Setting: Primary care clinic for refugee claimants, Montreal, Canada.
Objectives: To identify factors linked to the acceptance of the tuberculin skin test (TST), and assess completion of treatment for latent tuberculosis infection (LTBI).
Design: Asylum seekers consulting for a medical complaint or medical immigration examination between February and October 1999 were assessed for eligibility. Personal and clinical information was gathered prospectively by questionnaire. Hospital files were reviewed to assess completion of LTBI treatment.

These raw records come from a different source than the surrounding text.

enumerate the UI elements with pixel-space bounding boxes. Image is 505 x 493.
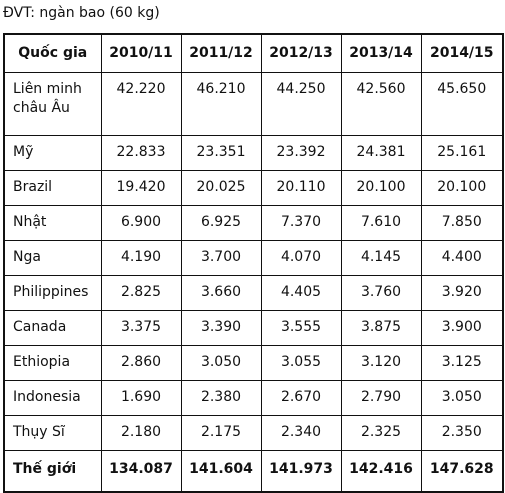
value-cell: 46.210 <box>180 72 262 136</box>
country-cell: Ethiopia <box>3 345 102 381</box>
value-cell: 23.392 <box>260 135 342 171</box>
table-row: Thụy Sĩ 2.180 2.175 2.340 2.325 2.350 <box>3 415 504 451</box>
value-cell: 4.070 <box>260 240 342 276</box>
table-body: Liên minh châu Âu 42.220 46.210 44.250 42.56… <box>3 72 504 493</box>
value-cell: 4.145 <box>340 240 422 276</box>
value-cell: 7.610 <box>340 205 422 241</box>
table-row: Brazil 19.420 20.025 20.110 20.100 20.100 <box>3 170 504 206</box>
value-cell: 3.555 <box>260 310 342 346</box>
value-cell: 142.416 <box>340 450 422 493</box>
value-cell: 3.050 <box>180 345 262 381</box>
data-table: Quốc gia 2010/11 2011/12 2012/13 2013/14 2014… <box>3 33 504 493</box>
table-row: Indonesia 1.690 2.380 2.670 2.790 3.050 <box>3 380 504 416</box>
value-cell: 4.190 <box>100 240 182 276</box>
value-cell: 24.381 <box>340 135 422 171</box>
country-cell: Nga <box>3 240 102 276</box>
value-cell: 4.400 <box>420 240 504 276</box>
value-cell: 3.390 <box>180 310 262 346</box>
value-cell: 44.250 <box>260 72 342 136</box>
value-cell: 3.375 <box>100 310 182 346</box>
value-cell: 42.220 <box>100 72 182 136</box>
country-cell: Indonesia <box>3 380 102 416</box>
value-cell: 3.660 <box>180 275 262 311</box>
value-cell: 6.925 <box>180 205 262 241</box>
value-cell: 134.087 <box>100 450 182 493</box>
value-cell: 45.650 <box>420 72 504 136</box>
header-cell: 2013/14 <box>340 33 422 73</box>
country-cell: Canada <box>3 310 102 346</box>
country-cell: Brazil <box>3 170 102 206</box>
value-cell: 3.125 <box>420 345 504 381</box>
value-cell: 141.973 <box>260 450 342 493</box>
value-cell: 2.790 <box>340 380 422 416</box>
table-row: Liên minh châu Âu 42.220 46.210 44.250 42.56… <box>3 72 504 136</box>
value-cell: 42.560 <box>340 72 422 136</box>
value-cell: 2.340 <box>260 415 342 451</box>
value-cell: 3.875 <box>340 310 422 346</box>
value-cell: 20.110 <box>260 170 342 206</box>
value-cell: 2.860 <box>100 345 182 381</box>
table-row: Nhật 6.900 6.925 7.370 7.610 7.850 <box>3 205 504 241</box>
value-cell: 3.900 <box>420 310 504 346</box>
country-cell: Nhật <box>3 205 102 241</box>
value-cell: 3.700 <box>180 240 262 276</box>
value-cell: 20.025 <box>180 170 262 206</box>
table-row: Thế giới 134.087 141.604 141.973 142.416 147.… <box>3 450 504 493</box>
value-cell: 2.175 <box>180 415 262 451</box>
unit-caption: ĐVT: ngàn bao (60 kg) <box>3 5 160 21</box>
country-cell: Mỹ <box>3 135 102 171</box>
header-cell: 2011/12 <box>180 33 262 73</box>
header-cell: 2010/11 <box>100 33 182 73</box>
value-cell: 147.628 <box>420 450 504 493</box>
header-cell: 2012/13 <box>260 33 342 73</box>
country-cell: Thế giới <box>3 450 102 493</box>
value-cell: 3.050 <box>420 380 504 416</box>
value-cell: 1.690 <box>100 380 182 416</box>
header-cell: 2014/15 <box>420 33 504 73</box>
value-cell: 2.350 <box>420 415 504 451</box>
value-cell: 20.100 <box>340 170 422 206</box>
value-cell: 2.180 <box>100 415 182 451</box>
value-cell: 6.900 <box>100 205 182 241</box>
value-cell: 7.370 <box>260 205 342 241</box>
country-cell: Liên minh châu Âu <box>3 72 102 136</box>
value-cell: 3.055 <box>260 345 342 381</box>
table-row: Mỹ 22.833 23.351 23.392 24.381 25.161 <box>3 135 504 171</box>
country-cell: Philippines <box>3 275 102 311</box>
value-cell: 3.920 <box>420 275 504 311</box>
value-cell: 3.760 <box>340 275 422 311</box>
value-cell: 22.833 <box>100 135 182 171</box>
value-cell: 2.325 <box>340 415 422 451</box>
table-row: Canada 3.375 3.390 3.555 3.875 3.900 <box>3 310 504 346</box>
value-cell: 7.850 <box>420 205 504 241</box>
value-cell: 2.825 <box>100 275 182 311</box>
value-cell: 25.161 <box>420 135 504 171</box>
value-cell: 141.604 <box>180 450 262 493</box>
country-cell: Thụy Sĩ <box>3 415 102 451</box>
value-cell: 19.420 <box>100 170 182 206</box>
value-cell: 20.100 <box>420 170 504 206</box>
header-cell: Quốc gia <box>3 33 102 73</box>
value-cell: 2.670 <box>260 380 342 416</box>
table-row: Nga 4.190 3.700 4.070 4.145 4.400 <box>3 240 504 276</box>
value-cell: 2.380 <box>180 380 262 416</box>
table-row: Philippines 2.825 3.660 4.405 3.760 3.920 <box>3 275 504 311</box>
value-cell: 23.351 <box>180 135 262 171</box>
value-cell: 3.120 <box>340 345 422 381</box>
value-cell: 4.405 <box>260 275 342 311</box>
table-row: Ethiopia 2.860 3.050 3.055 3.120 3.125 <box>3 345 504 381</box>
header-row: Quốc gia 2010/11 2011/12 2012/13 2013/14 2014… <box>3 33 504 73</box>
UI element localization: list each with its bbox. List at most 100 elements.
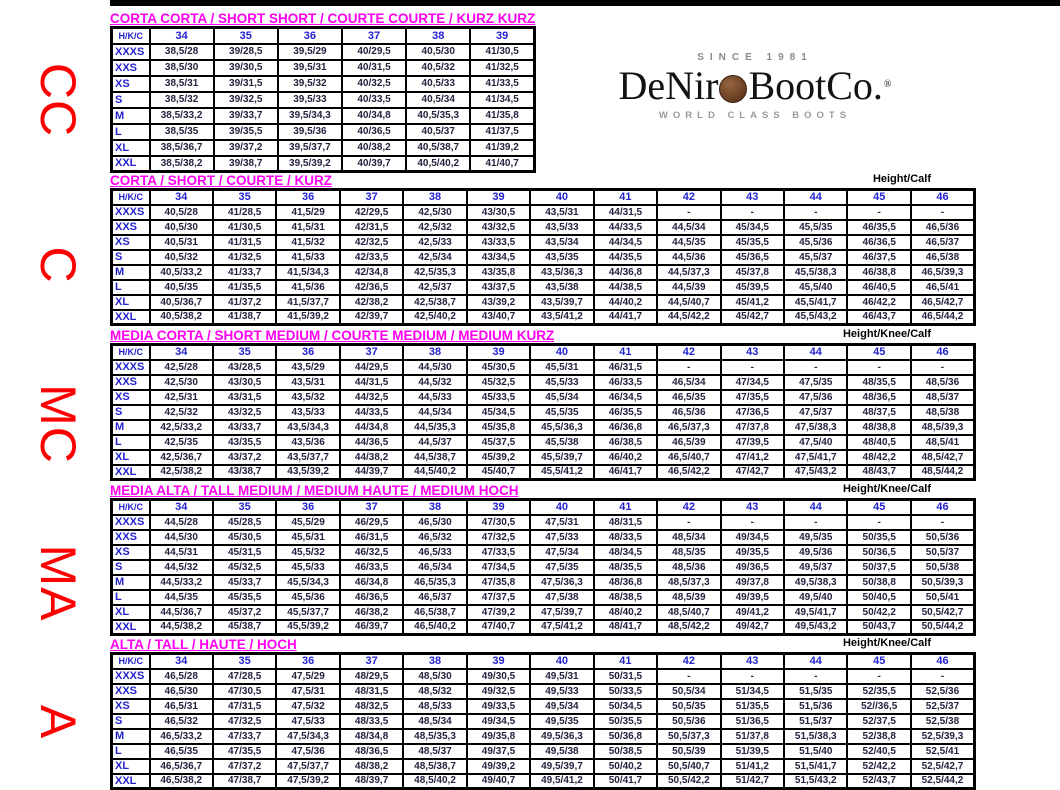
size-cell: 41/30,5 <box>211 218 278 236</box>
size-cell: 46/41,7 <box>592 463 659 481</box>
size-cell: 47,5/36 <box>275 742 341 760</box>
size-cell: - <box>719 667 786 685</box>
size-cell: 47/33,5 <box>465 543 532 561</box>
size-cell: 48,5/35,3 <box>402 727 468 745</box>
size-cell: 40/34,8 <box>340 106 408 125</box>
size-cell: 44,5/33,2 <box>148 573 214 591</box>
row-label: XL <box>110 603 151 621</box>
size-cell: 44,5/36 <box>656 248 722 266</box>
size-cell: 38,5/33,2 <box>148 106 215 125</box>
calf-size-column-header: 40 <box>529 498 595 516</box>
size-cell: 45/34,5 <box>719 218 786 236</box>
size-cell: 42,5/35 <box>148 433 214 451</box>
size-cell: 48/41,7 <box>592 618 659 636</box>
calf-size-column-header: 36 <box>275 498 341 516</box>
row-label: XXS <box>110 373 151 391</box>
size-cell: 47/37,5 <box>465 588 532 606</box>
size-cell: 47,5/31 <box>275 682 341 700</box>
size-cell: 40,5/38,7 <box>405 138 472 157</box>
size-cell: 46/38,5 <box>592 433 659 451</box>
size-cell: 42/39,7 <box>338 308 405 326</box>
size-cell: 50/40,2 <box>592 757 659 775</box>
size-cell: 39/30,5 <box>212 58 279 77</box>
size-cell: 47,5/32 <box>275 697 341 715</box>
calf-size-column-header: 38 <box>405 26 472 45</box>
size-cell: 47,5/33 <box>529 528 595 546</box>
size-cell: 51,5/36 <box>783 697 849 715</box>
size-cell: 46,5/37,3 <box>656 418 722 436</box>
size-cell: 42,5/35,3 <box>402 263 468 281</box>
row-label: XXL <box>110 308 151 326</box>
size-cell: 48/33,5 <box>592 528 659 546</box>
size-cell: 40,5/30 <box>405 42 472 61</box>
size-cell: 44,5/39 <box>656 278 722 296</box>
size-cell: 44,5/34 <box>656 218 722 236</box>
size-cell: 39/38,7 <box>212 154 279 173</box>
size-cell: 49,5/36 <box>783 543 849 561</box>
calf-size-column-header: 41 <box>592 498 659 516</box>
size-cell: 45,5/39,2 <box>275 618 341 636</box>
size-cell: 44/40,2 <box>592 293 659 311</box>
size-cell: 44,5/40,2 <box>402 463 468 481</box>
size-cell: 43,5/36,3 <box>529 263 595 281</box>
size-cell: 47,5/34 <box>529 543 595 561</box>
size-cell: 45/32,5 <box>211 558 278 576</box>
table-row: XS 46,5/31 47/31,5 47,5/32 48/32,5 48,5/33 49/… <box>110 697 976 715</box>
calf-size-column-header: 40 <box>529 188 595 206</box>
row-label: XXXS <box>110 203 151 221</box>
size-cell: 38,5/35 <box>148 122 215 141</box>
size-cell: 47,5/39,2 <box>275 772 341 790</box>
size-cell: 44/36,5 <box>338 433 405 451</box>
size-cell: 50,5/39 <box>656 742 722 760</box>
size-cell: 46,5/35,3 <box>402 573 468 591</box>
size-cell: 40/36,5 <box>340 122 408 141</box>
size-cell: 49,5/41,2 <box>529 772 595 790</box>
size-cell: 41/35,8 <box>469 106 536 125</box>
calf-size-column-header: 34 <box>148 188 214 206</box>
size-cell: 46/36,8 <box>592 418 659 436</box>
size-cell: 47,5/40 <box>783 433 849 451</box>
row-label: XS <box>110 388 151 406</box>
size-cell: 44,5/28 <box>148 513 214 531</box>
table-row: M 38,5/33,2 39/33,7 39,5/34,3 40/34,8 40,5/35… <box>110 106 536 125</box>
size-cell: 43,5/29 <box>275 358 341 376</box>
size-cell: 39,5/36 <box>276 122 343 141</box>
size-cell: 46/33,5 <box>592 373 659 391</box>
size-cell: 45/32,5 <box>465 373 532 391</box>
size-cell: 48,5/38,7 <box>402 757 468 775</box>
calf-size-column-header: 34 <box>148 498 214 516</box>
row-label: XL <box>110 448 151 466</box>
table-title: CORTA / SHORT / COURTE / KURZ <box>110 173 332 188</box>
size-cell: 51,5/37 <box>783 712 849 730</box>
size-cell: - <box>846 667 912 685</box>
size-cell: 45,5/33 <box>275 558 341 576</box>
size-cell: 42,5/34 <box>402 248 468 266</box>
size-cell: 45/35,8 <box>465 418 532 436</box>
size-cell: 45/33,5 <box>465 388 532 406</box>
size-cell: 43,5/31 <box>275 373 341 391</box>
row-label: L <box>110 122 151 141</box>
row-label: M <box>110 573 151 591</box>
size-cell: 48,5/42,7 <box>909 448 976 466</box>
size-cell: 40,5/33 <box>405 74 472 93</box>
size-cell: 41,5/34,3 <box>275 263 341 281</box>
calf-size-column-header: 44 <box>783 188 849 206</box>
size-cell: 45,5/29 <box>275 513 341 531</box>
row-label: XXL <box>110 618 151 636</box>
size-cell: 45,5/41,2 <box>529 463 595 481</box>
size-cell: 43/37,5 <box>465 278 532 296</box>
size-cell: - <box>719 203 786 221</box>
row-label: M <box>110 418 151 436</box>
table-row: XL 44,5/36,7 45/37,2 45,5/37,7 46/38,2 46,5/3… <box>110 603 976 621</box>
size-cell: 45/30,5 <box>465 358 532 376</box>
calf-size-column-header: 42 <box>656 343 722 361</box>
row-label: L <box>110 742 151 760</box>
size-cell: 50,5/42,2 <box>656 772 722 790</box>
size-cell: 43/35,5 <box>211 433 278 451</box>
size-cell: 43,5/32 <box>275 388 341 406</box>
table-row: XS 38,5/31 39/31,5 39,5/32 40/32,5 40,5/33 41/… <box>110 74 536 93</box>
calf-size-column-header: 41 <box>592 343 659 361</box>
size-cell: 47,5/38,3 <box>783 418 849 436</box>
size-table-container: H/K/C 34 35 36 37 38 39 40 41 42 43 44 45 46 XXXS 40,5/… <box>110 188 976 326</box>
size-cell: 50/36,5 <box>846 543 912 561</box>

Results: In our study, 296 subjects (72.4% of 409 eligible) were offered TST, of whom 227 accepted (76.7%). Of these, 49 (24.9%) had a TST > or = 10 mm and 24 (49%) completed 6 months of LTBI treatment. Logistic regression models showed that patients who had never had a TST (OR 3.2, 95%CI 1.34-7.6) or had no temporary exclusion criteria (OR 4.0, 95%CI 1.6-9.9) were more likely to accept TST. Perceiving tuberculosis as a severe disease (OR 0.29, 95%CI 0.09-0.91) and consulting for an immigration examination (OR 0.42, 95%CI 0.18-0.98) was associated with refusal of TST. Increasing age was found to be independently associated with a positive TST (OR 1.06, 95%CI 1.01-1.12). Variability in the proportion of positive results was found between TST readers.
Conclusion: This study supports the feasibility of screening refugee claimants for LTBI during medical consultation and of developing organizational links to ensure completion of LTBI treatment.